To make a material that is colored, one normally uses a dye or pigment. But another way to make color is to make a nanostructure that reflects or scatters light so that waves of certain frequencies can constructively interfere. These nanostructured materials are said to have structural color. Unlike traditional color, which comes from dyes or pigments that absorb light, structural color can be made resistant to fading. We use colloidal self-assembly to make nanostructures that have a variety of different colors. At the same time, we aim to understand the physics of the scattering process so that we can optimize these nanostructures for applications.

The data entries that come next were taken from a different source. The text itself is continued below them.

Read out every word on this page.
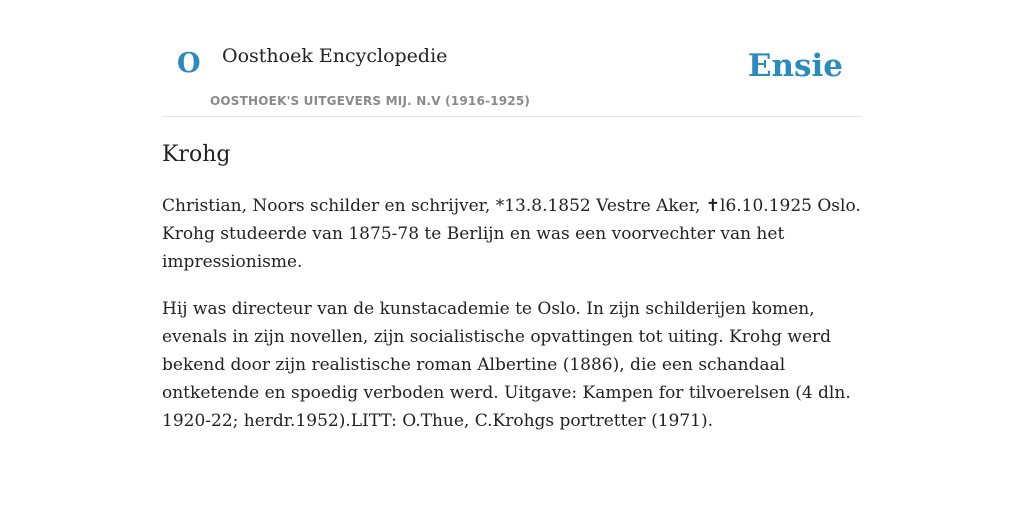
O Oosthoek Encyclopedie
OOSTHOEK'S UITGEVERS MIJ. N.V (1916-1925)
Ensie
Krohg

Christian, Noors schilder en schrijver, *13.8.1852 Vestre Aker, ✝l6.10.1925 Oslo. Krohg studeerde van 1875-78 te Berlijn en was een voorvechter van het impressionisme.

Hij was directeur van de kunstacademie te Oslo. In zijn schilderijen komen, evenals in zijn novellen, zijn socialistische opvattingen tot uiting. Krohg werd bekend door zijn realistische roman Albertine (1886), die een schandaal ontketende en spoedig verboden werd. Uitgave: Kampen for tilvoerelsen (4 dln. 1920-22; herdr.1952).LITT: O.Thue, C.Krohgs portretter (1971).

We are particularly interested in making structural color that is angle independent. That means that the color is the same, regardless of how you rotate the material, and regardless of the angle between the light source and your eyes. There are many structurally colored materials that, like an opal stone, are iridescent, meaning that the color changes with the viewing angle and orientation. The reason for this change in color is that the nanostructure of these materials is well-ordered (or crystalline). Sometimes these kinds of ordered structures are called photonic crystals.
To make materials that have angle-independent color, we need to make nanostructures that are disordered. We call these materials photonic glasses (a term that we believe was first coined by John Ballato in 2000). Examples of naturally occurring photonic glasses are the feathers of blue birds and the wings of blue butterflies. Eric Dufresne and collaborators were the first to demonstrate synthetic structures that mimic the blue color of the bird feathers (Forster, Noh, Liew, Saranathan, Schreck, Yang, Park, Prum, Mochrie, O'Hern, Cao, Dufresne Advanced Materials 2010). They made these structures from spherical colloidal particles, and they taught us their techniques.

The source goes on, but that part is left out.